Liberal opinion could playa positive role in opposing some abuses, but the ’left’, instead of giving leadership and struggling against the short-comings of the bourgeoisie, in fact reinforces these weaknesses, and insists on imposing their own labels on the Azanian movement. And this in turn creates conditions where the protest movement can be manipulated by those outside forces who also distrust and fear an authentic popular struggle, and whose opposition to western colonial dominance is mainly a reflection of their own great-power ambitions for southern Africa’s rich resources.
The height of this absurdity of this reversal of history, is well illustrated by what happened in London a year ago, when the PAC were prevented from speaking at a meeting on the anniversary of the Sharpeville protest which they themselves had initiated and led. What racist arrogance!
This attempt to distort the history of Sharpeville reflects an inherent colonialist need to appropriate or destroy African history. It is part and parcel of the same trend expressed in the attempts to deny the essentially African character of ancient Egyptian civilisation, to invent a mythical group of whites who built the monuments of Great Zimbabwe, or to pretend that southern Africa was empty when the settlers moved in.
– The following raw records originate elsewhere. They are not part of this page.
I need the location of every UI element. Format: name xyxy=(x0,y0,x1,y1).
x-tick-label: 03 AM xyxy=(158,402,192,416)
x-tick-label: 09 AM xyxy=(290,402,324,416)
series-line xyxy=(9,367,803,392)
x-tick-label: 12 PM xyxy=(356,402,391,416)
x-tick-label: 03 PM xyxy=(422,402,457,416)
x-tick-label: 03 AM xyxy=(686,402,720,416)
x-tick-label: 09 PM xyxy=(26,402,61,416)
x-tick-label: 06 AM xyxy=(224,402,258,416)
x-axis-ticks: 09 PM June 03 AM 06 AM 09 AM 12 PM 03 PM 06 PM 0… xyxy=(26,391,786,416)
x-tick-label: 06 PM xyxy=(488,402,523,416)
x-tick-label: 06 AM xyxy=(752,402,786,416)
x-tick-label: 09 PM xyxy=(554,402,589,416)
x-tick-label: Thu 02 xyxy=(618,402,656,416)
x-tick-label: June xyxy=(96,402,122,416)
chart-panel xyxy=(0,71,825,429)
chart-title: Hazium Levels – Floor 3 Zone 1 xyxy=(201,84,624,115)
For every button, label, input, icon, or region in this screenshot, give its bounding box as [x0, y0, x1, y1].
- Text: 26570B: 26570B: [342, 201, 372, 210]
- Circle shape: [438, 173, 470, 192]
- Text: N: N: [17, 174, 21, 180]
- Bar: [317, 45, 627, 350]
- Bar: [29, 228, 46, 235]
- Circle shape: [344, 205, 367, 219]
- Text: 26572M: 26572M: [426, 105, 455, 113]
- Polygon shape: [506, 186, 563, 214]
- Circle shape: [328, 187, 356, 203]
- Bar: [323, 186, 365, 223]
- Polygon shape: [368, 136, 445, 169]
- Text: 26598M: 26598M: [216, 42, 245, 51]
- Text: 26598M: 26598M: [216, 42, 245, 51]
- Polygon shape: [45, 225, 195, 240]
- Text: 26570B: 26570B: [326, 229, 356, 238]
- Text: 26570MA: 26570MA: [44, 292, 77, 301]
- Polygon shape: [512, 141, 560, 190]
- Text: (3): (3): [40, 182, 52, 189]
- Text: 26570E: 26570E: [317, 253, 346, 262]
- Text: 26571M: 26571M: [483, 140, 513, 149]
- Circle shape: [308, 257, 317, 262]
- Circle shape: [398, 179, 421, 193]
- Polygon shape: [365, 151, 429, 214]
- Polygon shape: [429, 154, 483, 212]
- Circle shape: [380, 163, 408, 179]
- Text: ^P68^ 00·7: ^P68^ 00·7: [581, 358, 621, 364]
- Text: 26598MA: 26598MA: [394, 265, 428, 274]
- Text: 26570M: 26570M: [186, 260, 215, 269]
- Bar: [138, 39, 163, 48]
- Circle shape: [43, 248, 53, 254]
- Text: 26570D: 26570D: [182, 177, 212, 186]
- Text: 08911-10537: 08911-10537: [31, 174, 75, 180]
But after all, history is stubborn. The best answer to the distortions can be found in the mass movement in Azania, through Soweto and up to the present. Africa’s history is living! This is a mighty force against racism, for the creation of a truly all-embracing revolutionary movement in which the oppressed peoples play the central creative role. A great storm is brewing, and those who side with the colonisers and express their ideology in a ’left’ form will end up being swept away by it.